President Donald Trump signed an executive order on Friday that directed the Treasury Secretary to review and restructure financial regulations. He also signed a memorandum instructing the Department of Labor to delay the implementation of a rule extending fiduciary responsibility to retirement advisors.

The Department of Labor's fiduciary rule was scheduled to be implemented starting April 10, and today's memorandum delayed its implementation by 180 days. The regulation, which is a piece of Obama's legacy Trump would like to repeal, requires retirement advisors to act in the best interests of their clients. It is meant to protect retirees' assets and ensure advisors are focused on doing what's best for the client instead of seeking profits by selling retirement products.

According to the Wall Street Journal, White House National Economic Council Director Gary Cohn said the Trump administration is looking to overhaul Fannie Mae and Freddie Mac as well and replace the current head of the Consumer Financial Protection Bureau, a product of Dodd-Frank. He said, “Personnel is policy,” indicating that the administration will influence the direction of the agency in this way. Today's executive order also paves the way for more orders affecting the Financial Stability Oversight Council, he said.

Trump had promised to dismantle Dodd-Frank while he was campaigning last year and recently called it a "disaster." Last year in an interview with Reuters he said, "Dodd-Frank has made it impossible for bankers to function. It makes it very hard for bankers to loan money for people to create jobs, for people with businesses to create jobs. And that has to stop." Earlier this week he signed an executive order to cut small-business regulations.

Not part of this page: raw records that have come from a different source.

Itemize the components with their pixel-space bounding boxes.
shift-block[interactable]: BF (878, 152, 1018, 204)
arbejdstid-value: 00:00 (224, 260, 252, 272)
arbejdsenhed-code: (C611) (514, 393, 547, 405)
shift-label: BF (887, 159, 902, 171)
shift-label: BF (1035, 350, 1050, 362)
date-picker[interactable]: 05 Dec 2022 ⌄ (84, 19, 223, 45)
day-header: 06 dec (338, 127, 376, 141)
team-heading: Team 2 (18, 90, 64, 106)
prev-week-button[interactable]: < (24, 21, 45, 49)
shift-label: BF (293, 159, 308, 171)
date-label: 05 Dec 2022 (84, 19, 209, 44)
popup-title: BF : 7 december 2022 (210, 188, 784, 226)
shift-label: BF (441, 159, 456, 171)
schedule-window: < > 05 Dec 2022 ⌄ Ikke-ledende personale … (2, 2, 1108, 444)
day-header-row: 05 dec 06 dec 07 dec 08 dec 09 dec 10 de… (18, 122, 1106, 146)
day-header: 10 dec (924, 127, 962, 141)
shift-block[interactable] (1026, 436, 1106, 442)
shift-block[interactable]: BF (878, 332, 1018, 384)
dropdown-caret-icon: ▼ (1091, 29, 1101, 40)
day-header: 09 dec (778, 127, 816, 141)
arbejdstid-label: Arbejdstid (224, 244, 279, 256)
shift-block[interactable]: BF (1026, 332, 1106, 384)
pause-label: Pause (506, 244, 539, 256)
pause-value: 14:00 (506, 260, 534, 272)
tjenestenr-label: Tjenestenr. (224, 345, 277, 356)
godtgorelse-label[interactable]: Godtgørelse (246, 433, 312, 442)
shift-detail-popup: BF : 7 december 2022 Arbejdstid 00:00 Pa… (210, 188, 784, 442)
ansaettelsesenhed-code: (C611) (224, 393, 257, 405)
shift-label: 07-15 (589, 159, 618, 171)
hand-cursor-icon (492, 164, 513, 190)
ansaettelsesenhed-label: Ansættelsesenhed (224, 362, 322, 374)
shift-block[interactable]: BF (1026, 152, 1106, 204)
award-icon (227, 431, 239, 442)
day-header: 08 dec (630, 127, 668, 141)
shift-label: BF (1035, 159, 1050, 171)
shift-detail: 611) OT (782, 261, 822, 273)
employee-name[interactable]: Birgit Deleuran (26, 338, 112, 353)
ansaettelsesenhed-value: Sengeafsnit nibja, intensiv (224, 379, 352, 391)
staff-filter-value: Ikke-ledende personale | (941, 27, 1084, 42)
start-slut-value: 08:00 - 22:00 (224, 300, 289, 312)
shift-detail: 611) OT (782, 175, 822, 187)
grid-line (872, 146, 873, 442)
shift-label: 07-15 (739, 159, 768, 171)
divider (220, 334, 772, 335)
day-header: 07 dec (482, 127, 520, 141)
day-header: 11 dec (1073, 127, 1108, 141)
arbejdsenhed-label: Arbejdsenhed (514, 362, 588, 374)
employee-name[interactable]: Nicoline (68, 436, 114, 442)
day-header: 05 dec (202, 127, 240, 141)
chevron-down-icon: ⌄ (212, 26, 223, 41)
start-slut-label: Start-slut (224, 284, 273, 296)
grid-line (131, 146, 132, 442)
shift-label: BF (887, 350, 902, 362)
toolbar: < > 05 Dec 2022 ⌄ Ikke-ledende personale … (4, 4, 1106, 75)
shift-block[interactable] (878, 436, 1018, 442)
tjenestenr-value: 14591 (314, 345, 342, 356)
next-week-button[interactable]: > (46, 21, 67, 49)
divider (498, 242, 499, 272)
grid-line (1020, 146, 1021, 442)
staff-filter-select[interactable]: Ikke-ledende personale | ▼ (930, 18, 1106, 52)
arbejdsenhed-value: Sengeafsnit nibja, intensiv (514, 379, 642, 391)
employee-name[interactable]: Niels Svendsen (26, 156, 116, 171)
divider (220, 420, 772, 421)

Jamie Hopkins, Co-Director of the Retirement Income Program at the American College of Financial Services, told Investopedia, "We're left with a lot of uncertainty here." Trump ran on a message of activism, and today's action is really just extending the status quo. But the good intents of the fiduciary rule may have already had an effect. "Some businesses were set up with conflicts of interest," like having sales people on the same team with advisors. But in anticipation of the rule, "many financial services organizations got rid of their potential conflicts to prepare for compliance" to the rule.

According to Hopkins, the rule would have been best observed "if it could have been implemented for just one day" so that companies would restructure their businesses to become more consumer friendly, but they wouldn't have to worry about lawsuits and compliance expenditures.

Bank stocks rose on the news. As of the market close Bank of America (BAC) was up 2.51%, Goldman Sachs (GS) was up 4.57% and JPMorgan Chase (JPM) was up 3.06%.

Yesterday House Representatives voted to kill an SEC rule that was created according to a provision in the Dodd-Frank Act.